Low-temperature magnetic properties of amorphous germanium and silicon

Abstract

The absolute magnetic susceptibility $\chi$ of amorphous $\mathrm{Ge} (a-\mathrm{Ge})$ prepared by evaporation, rf sputtering, and glow discharge decomposition of Ge${\mathrm{H}}_4$ and of amorphous $\mathrm{Si} (a-\mathrm{Si})$ prepared by rf sputtering and glow discharge decomposition of Si${\mathrm{H}}_4$ was measured in the range of $1.5\le T\le 300$ K. The spin component ${\chi }_S$ of $\chi$ was fit to a Curie-Weiss law ${\chi }_S=\frac{C}{(T+{\Theta }_N)}$ for $T>\mathrm{}10\mathrm{}$ K with ${\Theta }_N$ between 0 and 4 K depending on the sample's state of anneal.
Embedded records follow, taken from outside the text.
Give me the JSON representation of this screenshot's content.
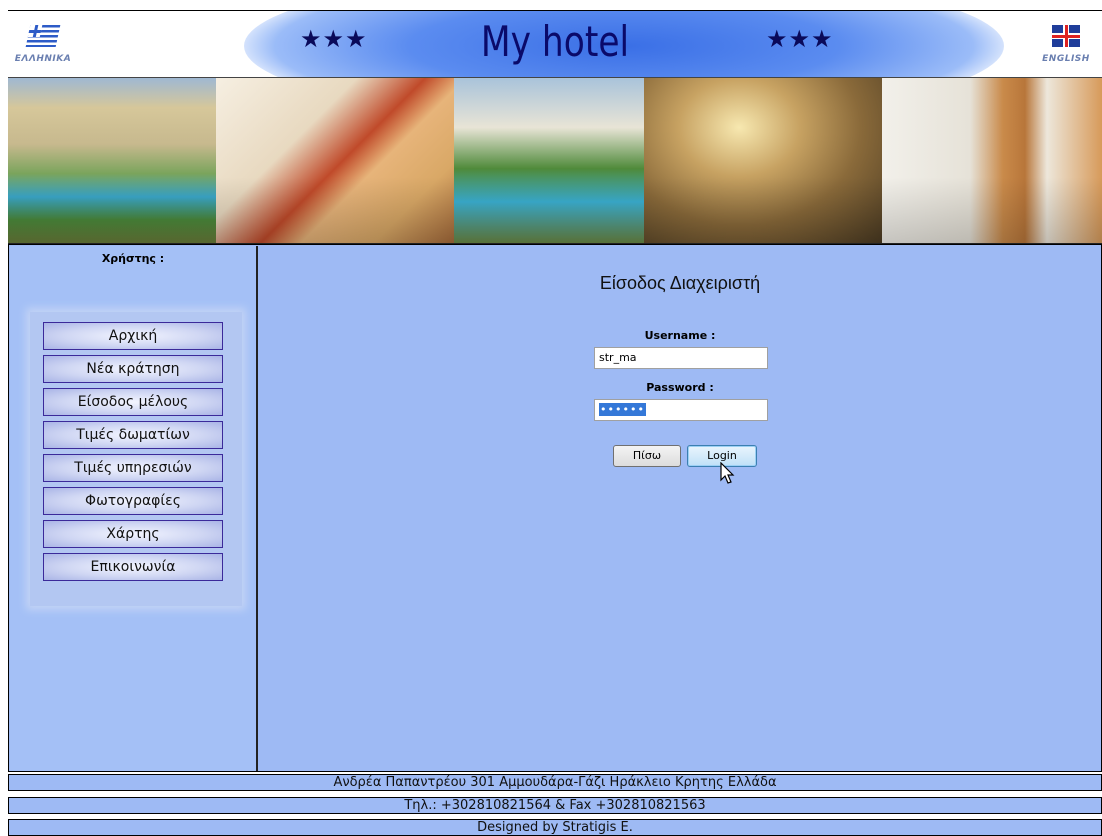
{
  "header": {
    "title": "My hotel",
    "stars_left": "★★★",
    "stars_right": "★★★",
    "lang_greek": "ΕΛΛΗΝΙΚΑ",
    "lang_english": "ENGLISH"
  },
  "sidebar": {
    "user_label": "Χρήστης :",
    "menu": [
      {
        "label": "Αρχική"
      },
      {
        "label": "Νέα κράτηση"
      },
      {
        "label": "Είσοδος μέλους"
      },
      {
        "label": "Τιμές δωματίων"
      },
      {
        "label": "Τιμές υπηρεσιών"
      },
      {
        "label": "Φωτογραφίες"
      },
      {
        "label": "Χάρτης"
      },
      {
        "label": "Επικοινωνία"
      }
    ]
  },
  "login": {
    "title": "Είσοδος Διαχειριστή",
    "username_label": "Username :",
    "username_value": "str_ma",
    "password_label": "Password :",
    "password_masked": "••••••",
    "back_label": "Πίσω",
    "login_label": "Login"
  },
  "footer": {
    "address": "Ανδρέα Παπαντρέου 301 Αμμουδάρα-Γάζι Ηράκλειο Κρητης Ελλάδα",
    "phone": "Τηλ.: +302810821564 & Fax +302810821563",
    "credits": "Designed by Stratigis E."
  },
  "colors": {
    "background": "#9ebaf4",
    "title_blue": "#0a0a6a",
    "menu_border": "#3b2a9a"
  }
}
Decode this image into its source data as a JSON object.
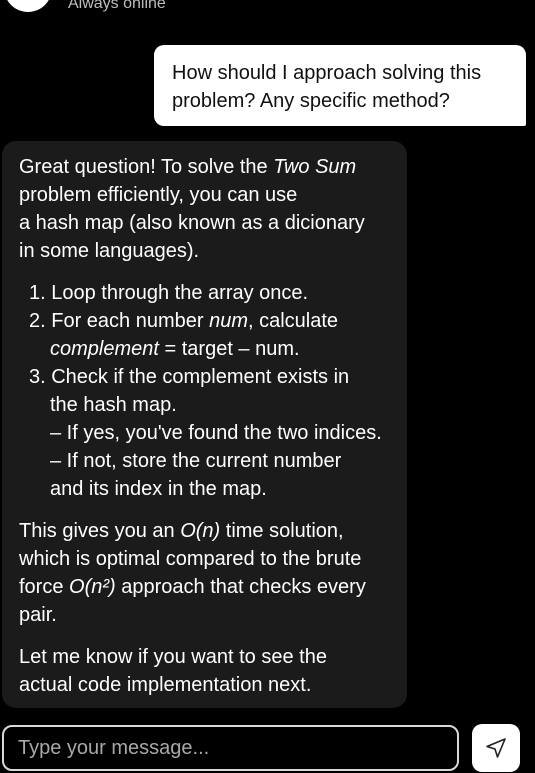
{
  "header": {
    "status": "Always online"
  },
  "user_message": {
    "lines": [
      "How should I approach solving this",
      "problem? Any specific method?"
    ]
  },
  "assistant_message": {
    "intro": [
      [
        "Great question! To solve the ",
        "Two Sum"
      ],
      "problem efficiently, you can use",
      "a hash map (also known as a dicionary",
      "in some languages)."
    ],
    "steps": {
      "s1": "1. Loop through the array once.",
      "s2_a": "2. For each number ",
      "s2_b": "num",
      "s2_c": ", calculate",
      "s2_d": "complement",
      "s2_e": " = target – num.",
      "s3_a": "3. Check if the complement exists in",
      "s3_b": "the hash map.",
      "s3_c": "– If yes, you've found the two indices.",
      "s3_d": "– If not, store the current number",
      "s3_e": "and its index in the map."
    },
    "complexity": {
      "a1": "This gives you an ",
      "a2": "O(n)",
      "a3": " time solution,",
      "b": "which is optimal compared to the brute",
      "c1": "force ",
      "c2": "O(n²)",
      "c3": " approach that checks every",
      "d": "pair."
    },
    "closing": [
      "Let me know if you want to see the",
      "actual code implementation next."
    ]
  },
  "composer": {
    "placeholder": "Type your message...",
    "value": "",
    "send_icon": "send-icon"
  }
}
Before annealing all samples except glow discharge $a-\mathrm{Ge}$ deviate from Curie-Weiss behavior below 8 K suggesting antiferromagnetic ordering of most of the spins. As the annealing temperature $T_A$ is increased above 50°C, the spin density $N_S$ in sputtered and evaporated $a-\mathrm{Ge}$ decreases and the antiferromagnetic ordering temperature $T_N$ is reduced to less than 1.5 K for $T_A\approx 200$°C. The effect of hydrogen doping of sputtered $a-\mathrm{Ge}$ is to reduce $T_N$ below 1.5 K. These results are discussed in terms of several theories of amorphous antiferromagnetism and the present understanding of spins in amorphous tetrahedral semiconductors.